Another worry is about attention. It is certainly true that by the time we’re adults attention is a limited resource and attentional patterns are hard to change. But the exaggerated highly-focused attention we consider appropriate in a contemporary classroom is itself a recent cultural invention, and one with costs as well as benefits. Guatemalan Mayan mothers successfully teach their children to divide their attention, as Western mothers teach children to focus theirs.

Despite all this, Turkle and the digital pessimists may be onto something. There is something about the Internet that seems genuinely different—a telegraphlike transformation. But it isn’t the result of changes in the speed or character of communications. Texts and e-mails travel no faster than phone calls and telegrams, and their content isn’t necessarily richer or poorer.

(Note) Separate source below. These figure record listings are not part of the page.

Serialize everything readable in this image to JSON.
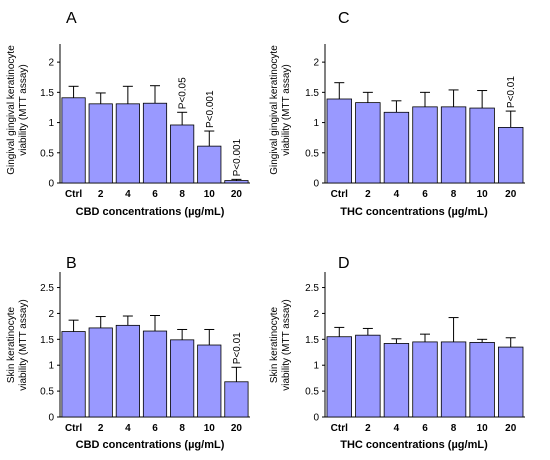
{
  "chart_data": [
    {
      "panel": "A",
      "type": "bar",
      "categories": [
        "Ctrl",
        "2",
        "4",
        "6",
        "8",
        "10",
        "20"
      ],
      "values": [
        1.41,
        1.31,
        1.31,
        1.32,
        0.96,
        0.61,
        0.04
      ],
      "errors": [
        0.19,
        0.18,
        0.29,
        0.29,
        0.21,
        0.25,
        0.02
      ],
      "annotations": [
        "",
        "",
        "",
        "",
        "P<0.05",
        "P<0.001",
        "P<0.001"
      ],
      "xlabel": "CBD concentrations (µg/mL)",
      "ylabel": [
        "Gingival gingival keratinocyte",
        "viability (MTT assay)"
      ],
      "ylim": [
        0,
        2.3
      ],
      "yticks": [
        "0",
        "0.5",
        "1",
        "1.5",
        "2"
      ],
      "bar_color": "#9999ff"
    },
    {
      "panel": "C",
      "type": "bar",
      "categories": [
        "Ctrl",
        "2",
        "4",
        "6",
        "8",
        "10",
        "20"
      ],
      "values": [
        1.39,
        1.33,
        1.17,
        1.26,
        1.26,
        1.24,
        0.92
      ],
      "errors": [
        0.27,
        0.17,
        0.19,
        0.24,
        0.28,
        0.29,
        0.27
      ],
      "annotations": [
        "",
        "",
        "",
        "",
        "",
        "",
        "P<0.01"
      ],
      "xlabel": "THC concentrations (µg/mL)",
      "ylabel": [
        "Gingival gingival keratinocyte",
        "viability (MTT assay)"
      ],
      "ylim": [
        0,
        2.3
      ],
      "yticks": [
        "0",
        "0.5",
        "1",
        "1.5",
        "2"
      ],
      "bar_color": "#9999ff"
    },
    {
      "panel": "B",
      "type": "bar",
      "categories": [
        "Ctrl",
        "2",
        "4",
        "6",
        "8",
        "10",
        "20"
      ],
      "values": [
        1.65,
        1.72,
        1.77,
        1.66,
        1.49,
        1.39,
        0.68
      ],
      "errors": [
        0.22,
        0.22,
        0.18,
        0.3,
        0.2,
        0.3,
        0.28
      ],
      "annotations": [
        "",
        "",
        "",
        "",
        "",
        "",
        "P<0.01"
      ],
      "xlabel": "CBD concentrations (µg/mL)",
      "ylabel": [
        "Skin keratinocyte",
        "viability (MTT assay)"
      ],
      "ylim": [
        0,
        2.8
      ],
      "yticks": [
        "0",
        "0.5",
        "1",
        "1.5",
        "2",
        "2.5"
      ],
      "bar_color": "#9999ff"
    },
    {
      "panel": "D",
      "type": "bar",
      "categories": [
        "Ctrl",
        "2",
        "4",
        "6",
        "8",
        "10",
        "20"
      ],
      "values": [
        1.55,
        1.58,
        1.42,
        1.45,
        1.45,
        1.44,
        1.35
      ],
      "errors": [
        0.18,
        0.13,
        0.09,
        0.15,
        0.47,
        0.06,
        0.18
      ],
      "annotations": [
        "",
        "",
        "",
        "",
        "",
        "",
        ""
      ],
      "xlabel": "THC concentrations (µg/mL)",
      "ylabel": [
        "Skin keratinocyte",
        "viability (MTT assay)"
      ],
      "ylim": [
        0,
        2.8
      ],
      "yticks": [
        "0",
        "0.5",
        "1",
        "1.5",
        "2",
        "2.5"
      ],
      "bar_color": "#9999ff"
    }
  ]
}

Turkle may be right, though, that there is a transformative difference in how many people we interact with, though it would be nice to have some objective evidence. There is an anthropological observation that most of us can keep track of only a couple of hundred people—a village-worth. The rise of cities just led us to define that village sociologically instead of geographically. City dwellers learn not to acknowledge, or even see, most of the people they pass on the street, a skill that seems baffling and obnoxious to rural visitors. The post and the petit bleu connected a relatively small urban literary circle.

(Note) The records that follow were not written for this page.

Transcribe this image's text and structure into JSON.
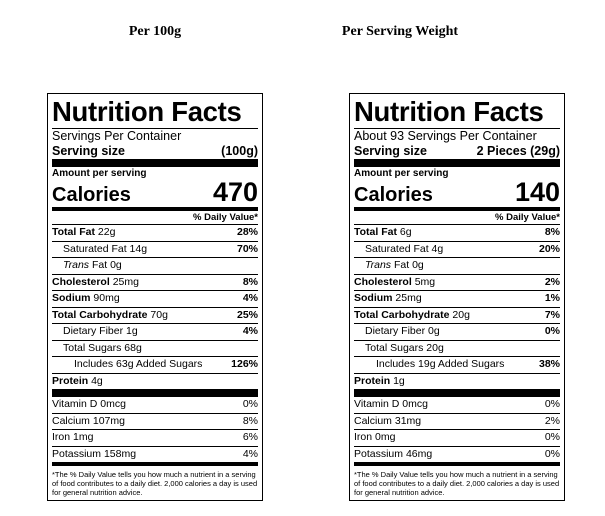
{
  "labels": [
    {
      "heading": "Per 100g",
      "title": "Nutrition Facts",
      "servings": "Servings Per Container",
      "serving_size_label": "Serving size",
      "serving_size": "(100g)",
      "amount_per_serving": "Amount per serving",
      "calories_label": "Calories",
      "calories": "470",
      "dv_header": "% Daily Value*",
      "rows": [
        {
          "name": "Total Fat",
          "amount": "22g",
          "dv": "28%",
          "bold": true,
          "indent": 0
        },
        {
          "name": "Saturated Fat",
          "amount": "14g",
          "dv": "70%",
          "bold": false,
          "indent": 1
        },
        {
          "prefix": "Trans",
          "name": "Fat",
          "amount": "0g",
          "bold": false,
          "indent": 1
        },
        {
          "name": "Cholesterol",
          "amount": "25mg",
          "dv": "8%",
          "bold": true,
          "indent": 0
        },
        {
          "name": "Sodium",
          "amount": "90mg",
          "dv": "4%",
          "bold": true,
          "indent": 0
        },
        {
          "name": "Total Carbohydrate",
          "amount": "70g",
          "dv": "25%",
          "bold": true,
          "indent": 0
        },
        {
          "name": "Dietary Fiber",
          "amount": "1g",
          "dv": "4%",
          "bold": false,
          "indent": 1
        },
        {
          "name": "Total Sugars",
          "amount": "68g",
          "bold": false,
          "indent": 1
        },
        {
          "name": "Includes 63g Added Sugars",
          "dv": "126%",
          "bold": false,
          "indent": 2
        },
        {
          "name": "Protein",
          "amount": "4g",
          "bold": true,
          "indent": 0
        }
      ],
      "vitamins": [
        {
          "name": "Vitamin D",
          "amount": "0mcg",
          "dv": "0%"
        },
        {
          "name": "Calcium",
          "amount": "107mg",
          "dv": "8%"
        },
        {
          "name": "Iron",
          "amount": "1mg",
          "dv": "6%"
        },
        {
          "name": "Potassium",
          "amount": "158mg",
          "dv": "4%"
        }
      ],
      "footnote": "*The % Daily Value tells you how much a nutrient in a serving of food contributes to a daily diet. 2,000 calories a day is used for general nutrition advice."
    },
    {
      "heading": "Per Serving Weight",
      "title": "Nutrition Facts",
      "servings": "About 93 Servings Per Container",
      "serving_size_label": "Serving size",
      "serving_size": "2 Pieces (29g)",
      "amount_per_serving": "Amount per serving",
      "calories_label": "Calories",
      "calories": "140",
      "dv_header": "% Daily Value*",
      "rows": [
        {
          "name": "Total Fat",
          "amount": "6g",
          "dv": "8%",
          "bold": true,
          "indent": 0
        },
        {
          "name": "Saturated Fat",
          "amount": "4g",
          "dv": "20%",
          "bold": false,
          "indent": 1
        },
        {
          "prefix": "Trans",
          "name": "Fat",
          "amount": "0g",
          "bold": false,
          "indent": 1
        },
        {
          "name": "Cholesterol",
          "amount": "5mg",
          "dv": "2%",
          "bold": true,
          "indent": 0
        },
        {
          "name": "Sodium",
          "amount": "25mg",
          "dv": "1%",
          "bold": true,
          "indent": 0
        },
        {
          "name": "Total Carbohydrate",
          "amount": "20g",
          "dv": "7%",
          "bold": true,
          "indent": 0
        },
        {
          "name": "Dietary Fiber",
          "amount": "0g",
          "dv": "0%",
          "bold": false,
          "indent": 1
        },
        {
          "name": "Total Sugars",
          "amount": "20g",
          "bold": false,
          "indent": 1
        },
        {
          "name": "Includes 19g Added Sugars",
          "dv": "38%",
          "bold": false,
          "indent": 2
        },
        {
          "name": "Protein",
          "amount": "1g",
          "bold": true,
          "indent": 0
        }
      ],
      "vitamins": [
        {
          "name": "Vitamin D",
          "amount": "0mcg",
          "dv": "0%"
        },
        {
          "name": "Calcium",
          "amount": "31mg",
          "dv": "2%"
        },
        {
          "name": "Iron",
          "amount": "0mg",
          "dv": "0%"
        },
        {
          "name": "Potassium",
          "amount": "46mg",
          "dv": "0%"
        }
      ],
      "footnote": "*The % Daily Value tells you how much a nutrient in a serving of food contributes to a daily diet. 2,000 calories a day is used for general nutrition advice."
    }
  ]
}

The Web expands that circle exponentially. When we do a Google search we aren’t consulting a brilliant computer, but the aggregated opinions of millions of other people. Facebook, which began as a way of digitally defining your social network, rapidly increases it beyond recognition. On the Web we communicate with the planet relying on a psychology that was designed for the village. You used to listen to your friends and Walter Cronkite, and, unless you were Walter, you could assume that your friends were the ones listening to you. Now it’s much harder to tell whom we should listen to and who is listening to us, or at least we haven’t yet figured out how to do it. We can edit out the obnoxious guy on the street more easily than the anonymous flame on the blog. On the Web we all become small-town visitors lost in the big city.

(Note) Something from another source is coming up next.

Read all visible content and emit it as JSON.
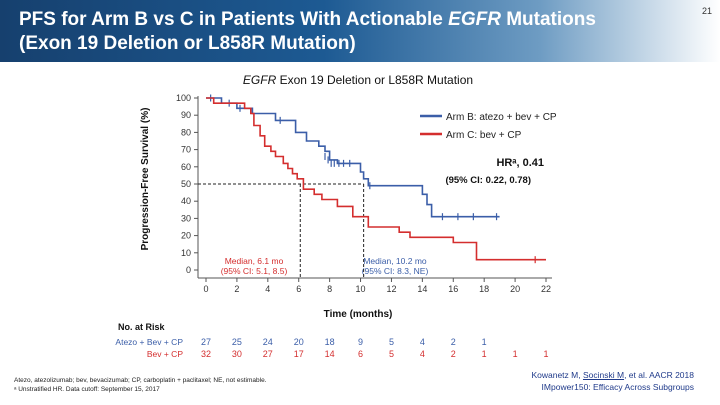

Even these reactions aren’t completely new, though. City dwellers never entirely succeeded in turning Manhattan into Peoria, and they didn’t really want to. The contradictory emotions Turkle describes are the characteristic urban emotions—excitement, novelty, and possibility balanced against loneliness, distraction, and alienation, and they seem to have arisen almost as soon as cities themselves. We were alone together in ancient Rome and 11th-century Kyoto. Long before even the printed book, Horace and Lady Murasaki reacted to the life of their physical cities by yearning for simplicity, mindfulness, and meaning. Turkle’s children also seem to yearn for a digital version of the classical pastoral retreat, or the Buddhist monastery. Maybe that would do us all some good. But the villa and the monastery would be much less appealing if we didn’t have the big city and the Web of the wide world to return to.